Along with such attitudes to children we also read of people in modern society who so love animals that they will threaten -- even maiming or killing -- others who do not subscribe to their radical, not to say fanatical, way of thinking; and it is part of very ordinary, world-wide practice, for subversive organizations to bomb, maim, and kill fellow human beings – ordinary, uninvolved and innocent, people -- in order to draw attention to their particular causes without any sense of guilt, let alone compassion. Even in our own towns and villages, some young people, perhaps, will have little compunction about stabbing or kicking someone near to death if they become involved somewhere in violence; while city yobs will not scruple to mug, beat, rape and kill old and defenceless men, women, and even children, to satisfy their rampant passions of all sorts.
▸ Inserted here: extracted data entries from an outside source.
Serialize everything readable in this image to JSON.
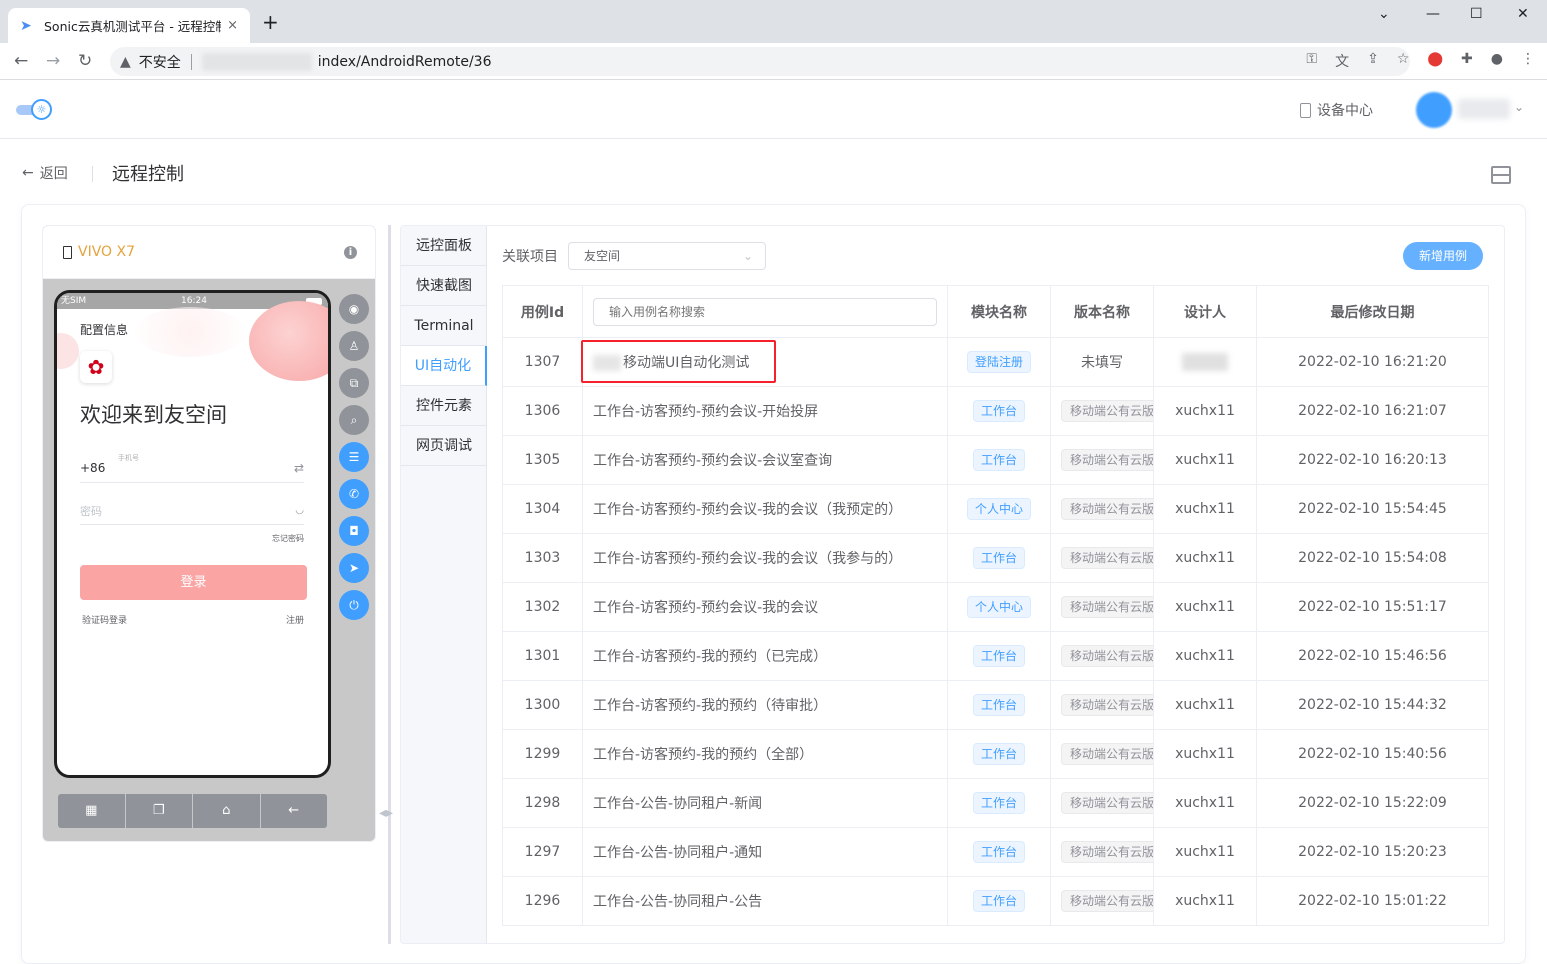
{
  "browser": {
    "tab_title": "Sonic云真机测试平台 - 远程控制",
    "tab_close": "×",
    "new_tab": "+",
    "insecure_label": "不安全",
    "url_path": "index/AndroidRemote/36"
  },
  "header": {
    "device_center": "设备中心"
  },
  "page": {
    "back_label": "返回",
    "title": "远程控制"
  },
  "device": {
    "name": "VIVO X7",
    "info": "i",
    "status_left": "无SIM",
    "status_time": "16:24",
    "screen": {
      "config_info": "配置信息",
      "welcome": "欢迎来到友空间",
      "country_code": "+86",
      "phone_placeholder": "手机号",
      "password_placeholder": "密码",
      "forgot_password": "忘记密码",
      "login_button": "登录",
      "sms_login": "验证码登录",
      "register": "注册"
    },
    "nav_keys": [
      "▦",
      "❐",
      "⌂",
      "←"
    ]
  },
  "tabs": [
    "远控面板",
    "快速截图",
    "Terminal",
    "UI自动化",
    "控件元素",
    "网页调试"
  ],
  "active_tab": "UI自动化",
  "filter": {
    "label": "关联项目",
    "selected_project": "友空间",
    "add_button": "新增用例",
    "search_placeholder": "输入用例名称搜索"
  },
  "table": {
    "headers": {
      "id": "用例Id",
      "module": "模块名称",
      "version": "版本名称",
      "designer": "设计人",
      "modified": "最后修改日期"
    },
    "rows": [
      {
        "id": "1307",
        "name": "移动端UI自动化测试",
        "module": "登陆注册",
        "version": "未填写",
        "designer": "",
        "modified": "2022-02-10 16:21:20"
      },
      {
        "id": "1306",
        "name": "工作台-访客预约-预约会议-开始投屏",
        "module": "工作台",
        "version": "移动端公有云版",
        "designer": "xuchx11",
        "modified": "2022-02-10 16:21:07"
      },
      {
        "id": "1305",
        "name": "工作台-访客预约-预约会议-会议室查询",
        "module": "工作台",
        "version": "移动端公有云版",
        "designer": "xuchx11",
        "modified": "2022-02-10 16:20:13"
      },
      {
        "id": "1304",
        "name": "工作台-访客预约-预约会议-我的会议（我预定的）",
        "module": "个人中心",
        "version": "移动端公有云版",
        "designer": "xuchx11",
        "modified": "2022-02-10 15:54:45"
      },
      {
        "id": "1303",
        "name": "工作台-访客预约-预约会议-我的会议（我参与的）",
        "module": "工作台",
        "version": "移动端公有云版",
        "designer": "xuchx11",
        "modified": "2022-02-10 15:54:08"
      },
      {
        "id": "1302",
        "name": "工作台-访客预约-预约会议-我的会议",
        "module": "个人中心",
        "version": "移动端公有云版",
        "designer": "xuchx11",
        "modified": "2022-02-10 15:51:17"
      },
      {
        "id": "1301",
        "name": "工作台-访客预约-我的预约（已完成）",
        "module": "工作台",
        "version": "移动端公有云版",
        "designer": "xuchx11",
        "modified": "2022-02-10 15:46:56"
      },
      {
        "id": "1300",
        "name": "工作台-访客预约-我的预约（待审批）",
        "module": "工作台",
        "version": "移动端公有云版",
        "designer": "xuchx11",
        "modified": "2022-02-10 15:44:32"
      },
      {
        "id": "1299",
        "name": "工作台-访客预约-我的预约（全部）",
        "module": "工作台",
        "version": "移动端公有云版",
        "designer": "xuchx11",
        "modified": "2022-02-10 15:40:56"
      },
      {
        "id": "1298",
        "name": "工作台-公告-协同租户-新闻",
        "module": "工作台",
        "version": "移动端公有云版",
        "designer": "xuchx11",
        "modified": "2022-02-10 15:22:09"
      },
      {
        "id": "1297",
        "name": "工作台-公告-协同租户-通知",
        "module": "工作台",
        "version": "移动端公有云版",
        "designer": "xuchx11",
        "modified": "2022-02-10 15:20:23"
      },
      {
        "id": "1296",
        "name": "工作台-公告-协同租户-公告",
        "module": "工作台",
        "version": "移动端公有云版",
        "designer": "xuchx11",
        "modified": "2022-02-10 15:01:22"
      }
    ]
  },
  "colors": {
    "accent": "#409eff",
    "highlight_box": "#f5222d",
    "device_name": "#e6a23c",
    "login_button": "#fba4a4"
  }
}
Sorrowfully recalling these things, and many others like
them, to mind, we wonder at times what is happening to our world. How have people come to behave in such ways? How can a sheep, cut-in-half and preserved in
a glass tank, be plugged as human art but not recognized as God’s marvellous creation? How is it that an apparently formless group
of bricks or concrete blocks can be piled up by some supposedly-gifted but also
possibly disturbed mind, and then be put forward and even sponsored for the
admiration of the more or less normally gifted and balanced public?
How difficult, how very difficult it must be to bring up young
people, and for young people themselves to grow to authentic maturity, in such
a society! Who can protect, guide and sustain
them in right ways? How can they not
learn to walk in accordance with all that goes on around them?
And so, very many people today say about their own faults
and failings, ‘I couldn’t do anything else, I had no choice ..’ Sin, personal fault, is no longer acknowledged,
accepted, ‘it’ has always been caused by someone else, ‘it’ has always
been forced on the culprit.
Such thoughts occupied the mind of the author of our
first reading who wrote:
Do not say ‘It was the Lord’s doing that I went astray. Before each person are life and death,
stretch out your hand for whichever you choose.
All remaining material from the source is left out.